Haritaları sever misiniz? Ben severim. Haritaların kenarındaki 1: 50000, 1:100000 gibi rakamlar da anlamlıdır ve özellikle çocukluğumda, bir haritanın 50 bin kez büyütüldüğünde gerçek ölçülere ulaşacağını düşünmek tuhafıma giderdi.
Jeologlar eskiden dünyanın haritada gördüğümüz gibi olmadığını düşünüyor.
Bunu yakıştırarak mı yapıyorlar yoksa ilmi bir delilleri mi var bilmiyorum. Mesela, Hindistan, bir yerlerden kopup yüze yüze gelmiş, Asya kıtasına yapışmış.
Güney Amerika Afrika’nın güneyinden, Kuzey Amerika ise Afrika’nın kuzeyiyle Avrupa’nın batısından kopup gitmiş.
Bilmiyorum artık, belki Amerikalar sabittir de, Avrupa’yla Afrika doğuya doğru yüzmüştür.
Jeologların bu tespitleri haritaya bakarak yapmaları enteresan.

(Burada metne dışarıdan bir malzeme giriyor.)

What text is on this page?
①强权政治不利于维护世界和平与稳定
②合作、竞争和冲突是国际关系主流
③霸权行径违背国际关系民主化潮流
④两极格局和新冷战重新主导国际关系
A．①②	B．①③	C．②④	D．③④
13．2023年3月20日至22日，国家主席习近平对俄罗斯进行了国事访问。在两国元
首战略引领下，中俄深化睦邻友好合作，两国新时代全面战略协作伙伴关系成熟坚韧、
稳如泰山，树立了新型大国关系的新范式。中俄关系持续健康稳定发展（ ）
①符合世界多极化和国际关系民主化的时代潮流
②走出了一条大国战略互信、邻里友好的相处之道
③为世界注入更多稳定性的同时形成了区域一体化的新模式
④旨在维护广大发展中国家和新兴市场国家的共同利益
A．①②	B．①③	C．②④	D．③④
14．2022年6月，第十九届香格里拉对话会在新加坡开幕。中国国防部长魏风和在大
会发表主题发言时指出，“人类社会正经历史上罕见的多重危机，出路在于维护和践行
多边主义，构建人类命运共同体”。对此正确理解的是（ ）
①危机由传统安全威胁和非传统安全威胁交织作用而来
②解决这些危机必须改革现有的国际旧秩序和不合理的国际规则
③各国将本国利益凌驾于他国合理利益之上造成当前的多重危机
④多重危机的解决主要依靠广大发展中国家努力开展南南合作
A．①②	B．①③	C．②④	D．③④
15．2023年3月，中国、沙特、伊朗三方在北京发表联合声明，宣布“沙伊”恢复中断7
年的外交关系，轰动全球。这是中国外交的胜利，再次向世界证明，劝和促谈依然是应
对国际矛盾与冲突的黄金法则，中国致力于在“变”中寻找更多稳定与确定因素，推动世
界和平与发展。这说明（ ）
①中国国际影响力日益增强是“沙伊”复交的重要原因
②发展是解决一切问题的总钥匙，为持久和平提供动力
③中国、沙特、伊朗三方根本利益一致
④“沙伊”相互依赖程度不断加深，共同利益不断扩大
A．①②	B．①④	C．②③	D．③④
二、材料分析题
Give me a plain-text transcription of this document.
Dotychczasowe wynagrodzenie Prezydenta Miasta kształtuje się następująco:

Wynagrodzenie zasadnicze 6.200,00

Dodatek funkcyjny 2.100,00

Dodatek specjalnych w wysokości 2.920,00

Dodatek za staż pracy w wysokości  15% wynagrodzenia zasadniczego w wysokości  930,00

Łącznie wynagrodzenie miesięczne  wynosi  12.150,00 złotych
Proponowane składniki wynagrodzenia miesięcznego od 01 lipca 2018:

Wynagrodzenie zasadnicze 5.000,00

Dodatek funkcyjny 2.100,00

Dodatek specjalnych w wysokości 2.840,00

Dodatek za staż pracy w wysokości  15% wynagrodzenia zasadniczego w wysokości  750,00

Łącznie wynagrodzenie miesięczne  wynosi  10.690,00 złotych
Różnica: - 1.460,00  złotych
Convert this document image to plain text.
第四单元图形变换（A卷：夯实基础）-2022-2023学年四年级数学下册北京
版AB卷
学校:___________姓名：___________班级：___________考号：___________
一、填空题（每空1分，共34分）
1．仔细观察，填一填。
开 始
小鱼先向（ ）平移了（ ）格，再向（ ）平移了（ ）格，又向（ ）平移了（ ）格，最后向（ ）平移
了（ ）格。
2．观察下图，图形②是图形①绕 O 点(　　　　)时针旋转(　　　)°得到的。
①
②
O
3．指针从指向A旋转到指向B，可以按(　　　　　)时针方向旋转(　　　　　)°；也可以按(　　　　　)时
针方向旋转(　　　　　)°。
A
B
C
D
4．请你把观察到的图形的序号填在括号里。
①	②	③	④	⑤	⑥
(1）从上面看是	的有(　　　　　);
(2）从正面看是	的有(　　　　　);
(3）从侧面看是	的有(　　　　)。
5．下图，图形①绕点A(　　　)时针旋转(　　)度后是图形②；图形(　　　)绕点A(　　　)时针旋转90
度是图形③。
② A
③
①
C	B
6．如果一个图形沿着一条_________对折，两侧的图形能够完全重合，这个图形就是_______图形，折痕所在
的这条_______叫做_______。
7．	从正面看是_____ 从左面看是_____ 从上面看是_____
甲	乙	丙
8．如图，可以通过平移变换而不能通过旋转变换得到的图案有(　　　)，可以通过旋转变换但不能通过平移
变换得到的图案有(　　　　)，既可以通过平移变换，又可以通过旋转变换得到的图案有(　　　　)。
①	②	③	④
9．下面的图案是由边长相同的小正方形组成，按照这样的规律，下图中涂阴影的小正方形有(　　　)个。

Yani, sanki kıtalar suda yüzmüşler.
Ben, kıtaların değil de fikirlerin yer değiştirmesiyle daha fazla ilgiliyim.
İlgiliyim dediysem, bir şey anladığımdan değil. Heyecanla ve hayretle seyrediyorum.
İki günlük dünyada, hazzettiğim şeylerden biri bu seyir.
Bir de ‘anlamıyorum’ dediğim zaman bana acıyarak bakanları seyretmek hoşuma gidiyor.
Karaların yer değiştirmesini belki çok yavaş hareket ettikleri için göremiyoruz ama insanların ve fikirlerin yer değiştirmesini takip edebiliriz.
2. Dünya Savaşı’ndan sonra faşizmin işi bitmişti. Bir zaman, faşizm kelimesi bir ideolojinin adı olarak kullanıldığı kadar hakaret maksadıyla da kullanıldı.
Oysa 1930’larda, 40’larda, Almanya ve İtalya başta olmak üzere Avrupa’nın bir çok ülkesinde revaçtaydı.